Chinese regulators should step up support for the economy and keep ample liquidity in the financial system, Chinese Vice Premier Liu He (劉鶴) said yesterday, suggesting that Beijing would soon unveil more policies to bolster growth amid rising trade pressure from the US.
Beijing has plenty of policy tools and is capable of dealing with various challenges, Liu said at a financial forum in Shanghai.
Despite a slew of support measures and policy easing since last year, China’s cooling economy is still struggling to regain firm footing, and last month’s sudden escalation in US-China tensions has raised fears of a full-blown trade war that could trigger a global recession.
Liu’s comments came a day after data showed that China’s credit growth was weaker than expected for last month, reinforcing market expectations that more monetary easing is needed.
Factory activity contracted last month and imports fell the most in nearly three years, highlighting soft demand.
“At present, we do have some external pressures, but those external pressures will help us boost our self-reliance in innovation and accelerate the pace of high-speed development,” said Liu, who is also the lead negotiator in the US-China trade talks.

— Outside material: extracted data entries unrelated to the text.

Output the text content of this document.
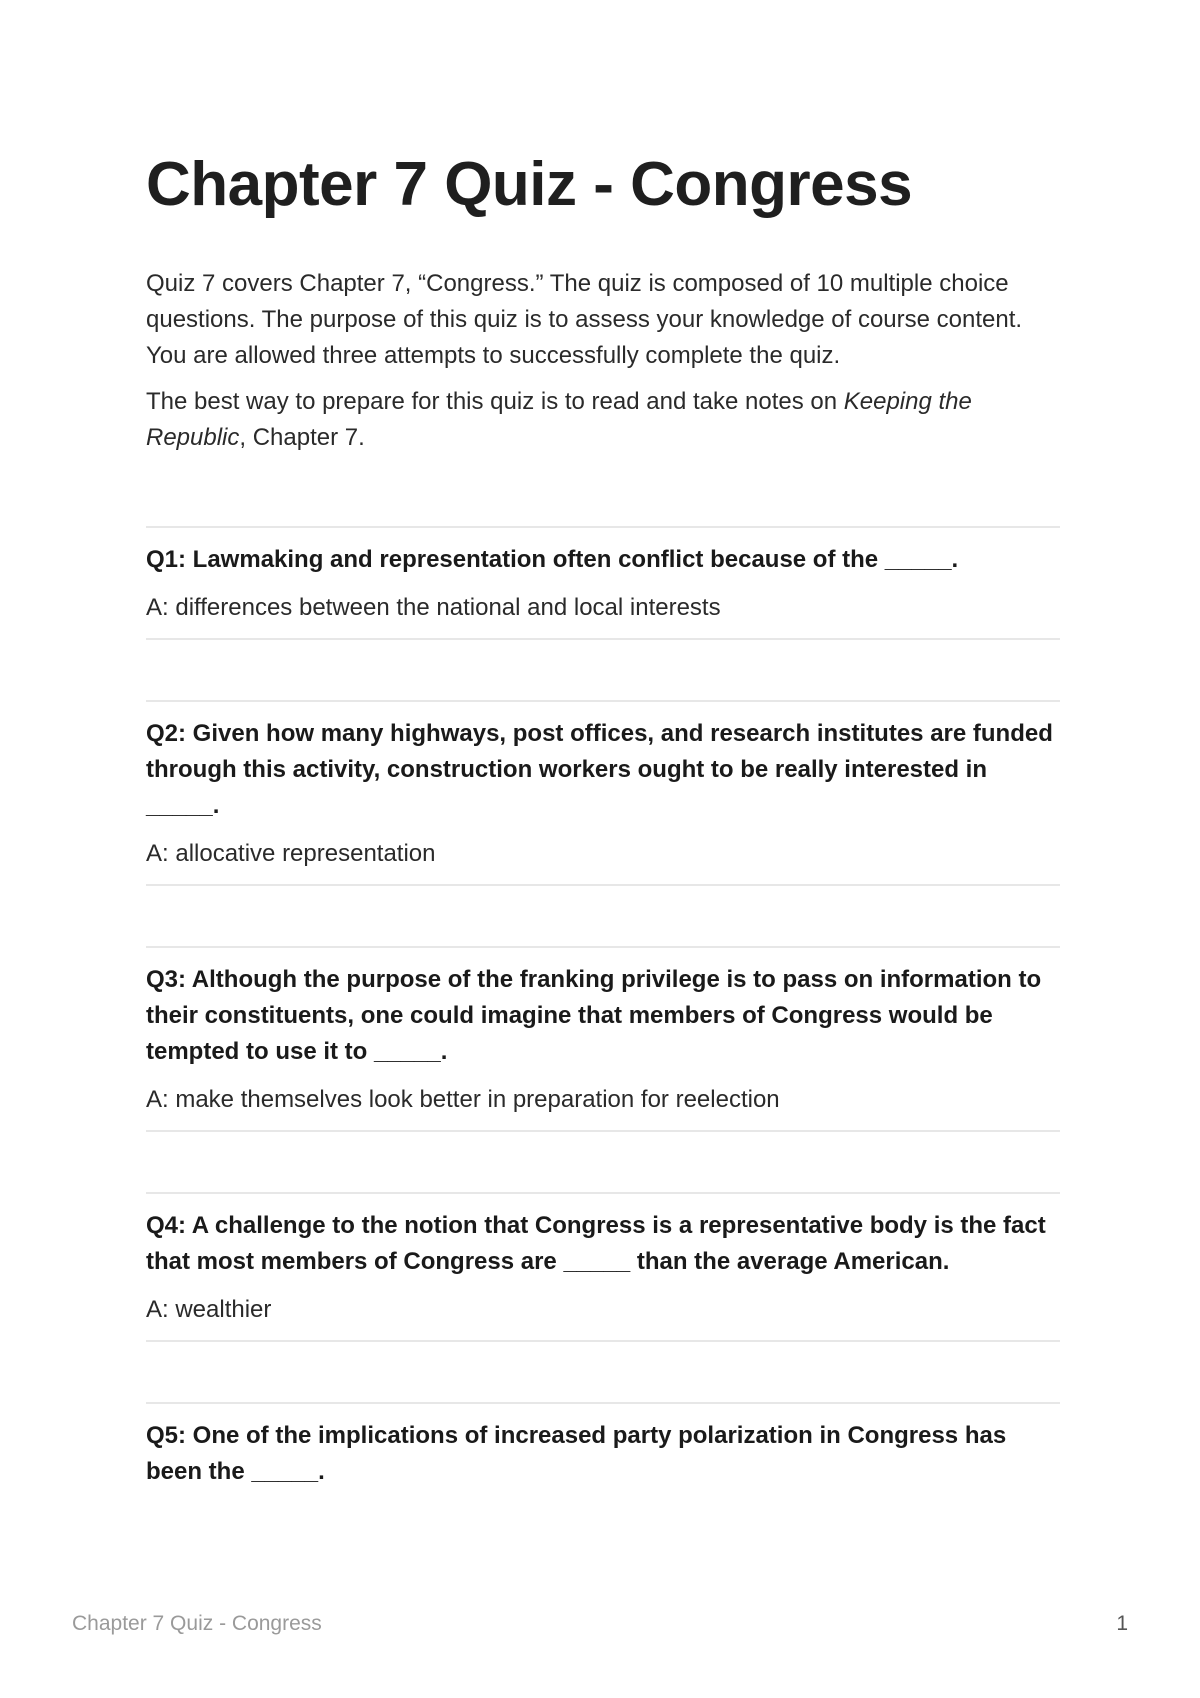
Chapter 7 Quiz - Congress

Quiz 7 covers Chapter 7, “Congress.” The quiz is composed of 10 multiple choice questions. The purpose of this quiz is to assess your knowledge of course content. You are allowed three attempts to successfully complete the quiz.

The best way to prepare for this quiz is to read and take notes on Keeping the Republic, Chapter 7.

Q1: Lawmaking and representation often conflict because of the _____.

A: differences between the national and local interests

Q2: Given how many highways, post offices, and research institutes are funded through this activity, construction workers ought to be really interested in _____.

A: allocative representation

Q3: Although the purpose of the franking privilege is to pass on information to their constituents, one could imagine that members of Congress would be tempted to use it to _____.

A: make themselves look better in preparation for reelection

Q4: A challenge to the notion that Congress is a representative body is the fact that most members of Congress are _____ than the average American.

A: wealthier

Q5: One of the implications of increased party polarization in Congress has been the _____.

Chapter 7 Quiz - Congress	1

The government would roll out more strong measures to promote reforms and opening up, he added.
Earlier yesterday, the China Daily, citing economists, said that China is expected to adjust money and credit supply in the coming weeks, including cuts to interest rates or reserve ratio requirements, to counter “downside risks” if trade tensions escalate.
Further cuts in banks’ reserve requirement ratios (RRR) were already expected this year, especially after the trade conflict escalated last month. Both sides hiked tariffs on each other’s goods and Washington is threatening more.
Last month, the People’s Bank of China stepped up efforts to increase loan growth and business activity, announcing a three-phase cut in regional banks’ reserve requirements to reduce financing costs for small and private companies.
It has now cut RRR six times since early last year, and has also guided short-term interest rates lower.
However, unlike previous downturns, the central bank has been reluctant to cut benchmark interest rates so far.
Analysts say it has held off on more aggressive measures due to concerns that such a move could risk adding a mountain of debt leftover from past stimulus sprees.
More forceful easing could also trigger capital outflows and add pressure on the Chinese yuan.
The yuan has fallen nearly 3 percent since the trade flare-up last month and is nearing the closely watched 7 yuan per US dollar mark, a level last seen during the global financial crisis a decade ago.
“China is capable and confident of maintaining stable operation of the foreign-exchange market and [keeping] the yuan basically stable at reasonable and balanced levels,” Chinese State Administration of Foreign Exchange Director Pan Gongsheng (潘功勝) said at the forum.